On the other hand, no one can be blamed for feeling extremely nervous about the prospect of Internet service providers handing private data over to the government. This would happen largely at the discretion of the ISPs – they’re allowed to hand over data they believe pertains to a security threat, to the government or other private entities, but not required to do so. CISPA was designed to over-ride almost all other privacy laws, as well as the Terms of Service agreements consumers sign with their Internet providers, making opponents worry it’s a petri dish festering with unintended consequences.
Like every large bill, CISPA mutated as it gestated, picking up a raft of amendments in the final day of debate. One of them added the protection of children from pornography as a valid reason for the government to harvest personal data. This did nothing to reassure those who thought “national security” was already too broad of a mission. Children are often victimized by online predators, but that has nothing to do with cyber-security, and the government has proven itself very adept at justifying almost anything it wants to do by saying it’s “for the children.” The front door of CISPA was already disturbingly large, but now it has a huge back door, too.
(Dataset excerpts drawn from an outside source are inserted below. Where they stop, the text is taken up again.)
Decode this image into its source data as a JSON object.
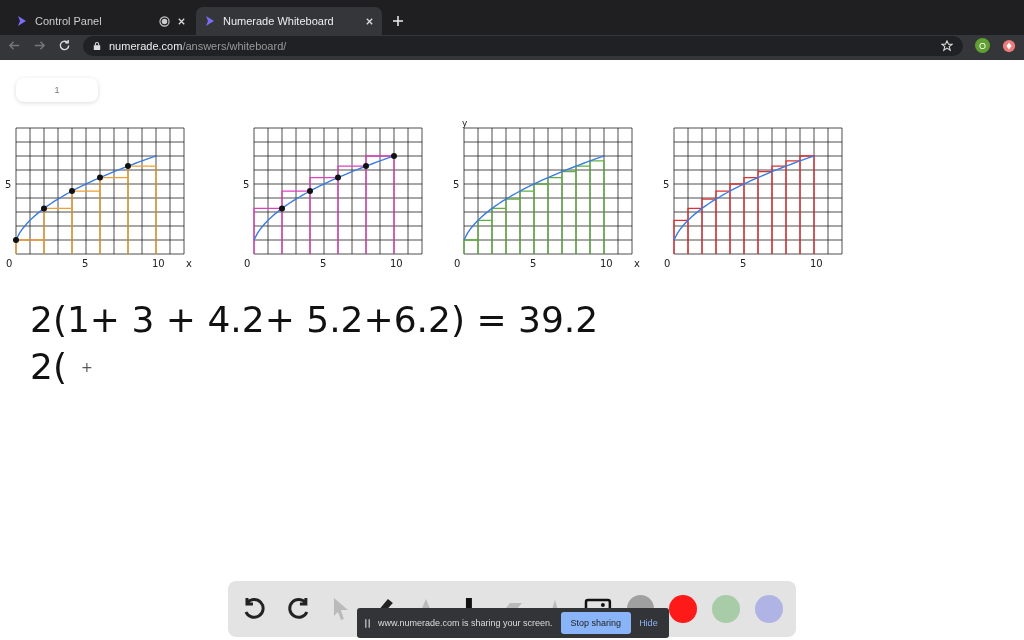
{
  "tabs": [
    {
      "title": "Control Panel",
      "selected": false,
      "recording": true
    },
    {
      "title": "Numerade Whiteboard",
      "selected": true,
      "recording": false
    }
  ],
  "address": {
    "domain": "numerade.com",
    "path": "/answers/whiteboard/"
  },
  "profile": {
    "initial": "O"
  },
  "page_indicator": "1",
  "graphs": [
    {
      "kind": "left-coarse",
      "color": "#f0a030",
      "y_tick": "5",
      "x_ticks": [
        "0",
        "5",
        "10"
      ],
      "x_axis": "x"
    },
    {
      "kind": "right-coarse",
      "color": "#e040c0",
      "y_tick": "5",
      "x_ticks": [
        "0",
        "5",
        "10"
      ]
    },
    {
      "kind": "left-fine",
      "color": "#60b040",
      "y_tick": "5",
      "x_ticks": [
        "0",
        "5",
        "10"
      ],
      "x_axis": "x",
      "y_axis": "y"
    },
    {
      "kind": "right-fine",
      "color": "#e03030",
      "y_tick": "5",
      "x_ticks": [
        "0",
        "5",
        "10"
      ]
    }
  ],
  "equations": [
    {
      "parts": [
        "2(1+ 3 + 4.2+ 5.2+6.2) = 39.2"
      ]
    },
    {
      "parts": [
        "2(",
        "+"
      ]
    }
  ],
  "tools": [
    {
      "kind": "undo",
      "disabled": false
    },
    {
      "kind": "redo",
      "disabled": false
    },
    {
      "kind": "pointer",
      "disabled": true
    },
    {
      "kind": "pencil",
      "disabled": false
    },
    {
      "kind": "marker",
      "disabled": true
    },
    {
      "kind": "stamp",
      "disabled": false
    },
    {
      "kind": "eraser",
      "disabled": true
    },
    {
      "kind": "highlighter",
      "disabled": true
    },
    {
      "kind": "image",
      "disabled": false
    }
  ],
  "colors": [
    {
      "color": "#a0a0a0"
    },
    {
      "color": "#ff1a1a"
    },
    {
      "color": "#a8cca8"
    },
    {
      "color": "#b0b4e4"
    }
  ],
  "share_bar": {
    "message": "www.numerade.com is sharing your screen.",
    "stop": "Stop sharing",
    "hide": "Hide"
  }
}
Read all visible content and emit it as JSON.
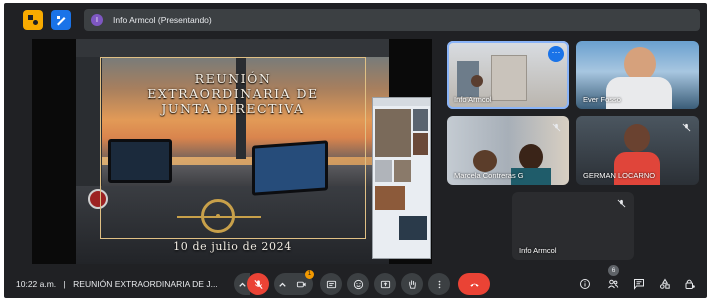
{
  "presenting_banner": {
    "avatar_letter": "I",
    "text": "Info Armcol (Presentando)"
  },
  "slide": {
    "title_line1": "REUNIÓN",
    "title_line2": "EXTRAORDINARIA DE",
    "title_line3": "JUNTA DIRECTIVA",
    "date": "10 de julio de 2024"
  },
  "participants": [
    {
      "name": "Info Armcol",
      "active_speaker": true
    },
    {
      "name": "Ever Fosso"
    },
    {
      "name": "Marcela Contreras G"
    },
    {
      "name": "GERMAN LOCARNO"
    },
    {
      "name": "Info Armcol"
    }
  ],
  "bottom_bar": {
    "time": "10:22 a.m.",
    "separator": "|",
    "meeting_title": "REUNIÓN EXTRAORDINARIA DE J...",
    "notification_count": "1",
    "participant_count": "6"
  },
  "colors": {
    "background": "#202124",
    "tile": "#3c4043",
    "accent_blue": "#1a73e8",
    "end_call_red": "#ea4335",
    "notice_yellow": "#f9ab00"
  }
}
The CISPA debate has not occurred strictly along partisan lines, although the Republican caucus in the House strongly favors it. House Speaker John Boehner claimed the White House is “in a camp all by themselves” with their veto threat. However, 28 Republicans voted against the bill, and Rep. Ron Paul (R-TX), who abstained from voting, described CISPA as “Big Brother writ large” and an “assault on Internet freedom.”
On the other hand, Democrat Dutch Ruppersberger of Maryland, who sits on the House Intelligence committee and was a steward of CISPA throughout its legislative journey, hailed Thursday night’s vote as “a victory for America” and said it brought us “one step closer to making a real difference protecting our country from a catastrophic cyber attack.”
Rep. Allen West (R-FL), who is nobody’s idea of a Big Government handmaiden, strongly supported CISPA, explaining via Twitter that “cyber-attacks have become a new dimension in the 21st century battlefield, and go beyond the military.” He added, “We must protect citizens and the intellectual property of the private sector. I support CISPA because it’s voluntary.”
SOPA suffered massive opposition from the online community, but CISPA has the support of many top Internet companies, including Microsoft, Facebook, Intel, and cyber-security giant Symantec. They cite concerns about large-scale Internet espionage, including Chinese government raids on American intellectual property.
The FBI’s outgoing head of cyber-security, Shawn Henry – who oversaw massive successful enforcement actions against hacker groups like Anonymous and LulzSec – nevertheless says “we are not winning,” because “the offense outpaces the defense, and the problem is getting bigger.” His agency recently warned that up to four million computers could get blown off the Internet in July, due to a virus cooked up by a gang of Estonian hackers.
It’s interesting to note that the White House’s preferred alternative legislation in the Senate was authored by an independent and a Republican, Joe Lieberman of Connecticut and Susan Collins of Maine. Fox News notes it would “give the Department of Homeland Security authority to set new cyber-security standards.” That’s not exactly reassuring to those who worry about the 18-wheel truck of government power barreling toward the intersection of privacy and security.